Document 25.9 Todd Gitlin, Reflections on the 1950s, 1987

Todd Gitlin | Reflections on the 1950s, 1987

Todd Gitlin was born in 1943 and grew up in the Bronx, where he attended the prestigious Bronx High School of Science in the late 1950s. By the end of the decade, Gitlin had started questioning American domestic and foreign policies and began moving in the direction of the radicalism that he would embrace in the 1960s. In this excerpt from his book on the 1960s, Gitlin recalls the political disillusionment he was beginning to feel as a teenager.

On New Year’s Eve, as 1958 slipped into 1959, I wasn’t especially aware I was living in the dead, dreary Fifties. I was a high school senior about to turn sixteen. I had little sense of living in any kind of “Fifties” at all; I wasn’t old enough to think in decades. I was simply living my life: striving for grades, wondering about sex, matching my exploits against those—real and imagined—of my rivals, watching the tides of adolescence rip through me. The only threshold I thought about was the one I would cross later that year, on the way to college. I was not living in history, but in biography.

Which is not to say I was devoid of political interests. I read The New York Times and my parents were liberal. I stayed up late on election nights and rooted for Democrats almost as passionately as I followed the New York Giants baseball team (until they broke my heart by running off to San Francisco in 1958). I thought President Dwight David Eisenhower was a genial deadhead, a semiliterate fuddy-duddy who deserved to be chastised almost as much for excessive golfing and tangled sentences as for embracing Generalísimo Franco [Spanish dictator Francisco Franco]. I thought Richard Nixon was sinister. I delighted in Jules Feiffer’s [a cartoonist and writer] worldly spoofs of Eisenhower’s syntax, the phone company’s arrogance, and the middle class’s clichés. I liked Herblock’s liberal cartoons, including one in which [presidential adviser] Bernard Baruch said that Eisenhower’s stinginess with the military budget would make the United States “the richest man in the graveyard.” A friend introduced me to H. L. Mencken’s tilts at the philistine American “booboisie,” and when I wrote the valedictory speech at the Bronx High School of Science later that year, the only quotation was from Mencken: “We live in a land of abounding quackeries.”

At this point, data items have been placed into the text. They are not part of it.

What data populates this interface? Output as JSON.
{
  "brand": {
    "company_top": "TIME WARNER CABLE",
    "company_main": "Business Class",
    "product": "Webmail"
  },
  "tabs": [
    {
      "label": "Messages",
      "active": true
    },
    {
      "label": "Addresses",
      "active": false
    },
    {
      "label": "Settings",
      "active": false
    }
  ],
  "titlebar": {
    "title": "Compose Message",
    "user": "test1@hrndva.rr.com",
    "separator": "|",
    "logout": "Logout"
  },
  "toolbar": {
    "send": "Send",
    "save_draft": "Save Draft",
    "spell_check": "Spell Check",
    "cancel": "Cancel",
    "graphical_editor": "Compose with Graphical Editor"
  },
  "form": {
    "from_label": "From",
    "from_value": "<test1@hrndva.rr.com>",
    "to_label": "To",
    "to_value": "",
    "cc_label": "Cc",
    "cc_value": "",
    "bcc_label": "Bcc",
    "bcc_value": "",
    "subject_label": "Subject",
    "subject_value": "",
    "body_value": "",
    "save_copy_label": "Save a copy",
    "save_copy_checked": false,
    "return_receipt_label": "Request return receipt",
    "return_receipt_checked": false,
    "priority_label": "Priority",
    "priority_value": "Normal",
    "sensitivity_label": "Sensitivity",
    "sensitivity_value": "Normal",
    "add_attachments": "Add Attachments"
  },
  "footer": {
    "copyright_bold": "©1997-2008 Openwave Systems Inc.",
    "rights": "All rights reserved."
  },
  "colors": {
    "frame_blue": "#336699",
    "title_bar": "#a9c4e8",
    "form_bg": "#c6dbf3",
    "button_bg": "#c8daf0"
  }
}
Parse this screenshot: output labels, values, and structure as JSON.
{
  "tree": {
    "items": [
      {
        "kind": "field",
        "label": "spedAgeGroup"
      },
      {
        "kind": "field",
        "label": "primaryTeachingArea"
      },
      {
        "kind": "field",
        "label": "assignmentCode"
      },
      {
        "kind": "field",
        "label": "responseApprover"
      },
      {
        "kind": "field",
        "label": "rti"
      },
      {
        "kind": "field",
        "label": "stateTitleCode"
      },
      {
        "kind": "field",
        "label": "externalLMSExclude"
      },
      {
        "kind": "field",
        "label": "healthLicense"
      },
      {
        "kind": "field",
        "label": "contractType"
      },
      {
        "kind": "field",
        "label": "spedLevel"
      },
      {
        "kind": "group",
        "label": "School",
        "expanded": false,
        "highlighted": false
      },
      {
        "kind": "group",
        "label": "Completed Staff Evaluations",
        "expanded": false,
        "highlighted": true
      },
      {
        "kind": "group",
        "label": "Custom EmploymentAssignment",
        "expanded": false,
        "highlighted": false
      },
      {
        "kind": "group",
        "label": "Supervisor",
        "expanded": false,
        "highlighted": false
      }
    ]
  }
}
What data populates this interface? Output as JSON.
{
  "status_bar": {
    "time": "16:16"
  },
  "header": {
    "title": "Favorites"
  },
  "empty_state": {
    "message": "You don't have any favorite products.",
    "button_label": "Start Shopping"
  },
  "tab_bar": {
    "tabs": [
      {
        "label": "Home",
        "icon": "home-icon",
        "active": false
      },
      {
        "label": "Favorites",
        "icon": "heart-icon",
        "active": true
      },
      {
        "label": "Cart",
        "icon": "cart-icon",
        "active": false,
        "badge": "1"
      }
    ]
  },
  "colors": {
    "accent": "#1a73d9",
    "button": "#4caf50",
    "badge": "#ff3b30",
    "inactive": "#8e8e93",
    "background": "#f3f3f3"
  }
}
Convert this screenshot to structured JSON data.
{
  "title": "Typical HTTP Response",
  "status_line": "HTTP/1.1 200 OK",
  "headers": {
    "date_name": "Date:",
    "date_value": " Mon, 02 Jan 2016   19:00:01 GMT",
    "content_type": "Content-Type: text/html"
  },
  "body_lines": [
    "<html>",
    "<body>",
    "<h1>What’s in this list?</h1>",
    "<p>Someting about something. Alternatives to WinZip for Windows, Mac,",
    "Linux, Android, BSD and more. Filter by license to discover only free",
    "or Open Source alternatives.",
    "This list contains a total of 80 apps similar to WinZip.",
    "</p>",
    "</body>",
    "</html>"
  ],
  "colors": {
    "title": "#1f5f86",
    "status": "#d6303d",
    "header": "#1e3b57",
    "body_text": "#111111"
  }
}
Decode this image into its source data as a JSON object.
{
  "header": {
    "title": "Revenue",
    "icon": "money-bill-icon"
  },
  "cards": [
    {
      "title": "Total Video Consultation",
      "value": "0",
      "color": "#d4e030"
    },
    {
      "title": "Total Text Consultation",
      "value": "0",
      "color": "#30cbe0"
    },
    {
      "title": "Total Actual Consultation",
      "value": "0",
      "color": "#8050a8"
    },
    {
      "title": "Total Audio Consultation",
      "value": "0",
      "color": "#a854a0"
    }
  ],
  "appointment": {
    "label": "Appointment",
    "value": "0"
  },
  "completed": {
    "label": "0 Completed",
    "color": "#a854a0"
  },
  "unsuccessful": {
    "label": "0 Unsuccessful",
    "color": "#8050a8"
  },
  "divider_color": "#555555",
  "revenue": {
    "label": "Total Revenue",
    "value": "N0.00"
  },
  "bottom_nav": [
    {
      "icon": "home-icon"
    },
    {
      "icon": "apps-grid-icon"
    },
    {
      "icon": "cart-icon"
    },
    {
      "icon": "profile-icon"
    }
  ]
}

My closest friends, the children of Jewish civil servants and skilled workers, held similar opinions. As we celebrated the coming of 1959, around midnight, in a fragment of news squeezed into Guy Lombardo’s orchestral schmaltz, we saw the black-and-white footage of bearded Cubans wearing fatigues, smoking big cigars, grinning big grins to the cheers of throngs deliriously happy at the news that Batista had fled; and we cheered too. The overthrow of a brutal dictator, yes. But more, on the faces of the striding, strutting barbudos [bearded men] surrounded by adoring crowds we read redemption—a revolt of young people, underdogs, who might just cleanse one scrap of earth of the bloodletting and misery we had heard about all our lives. From a living room in the Bronx we saluted our unruly champions.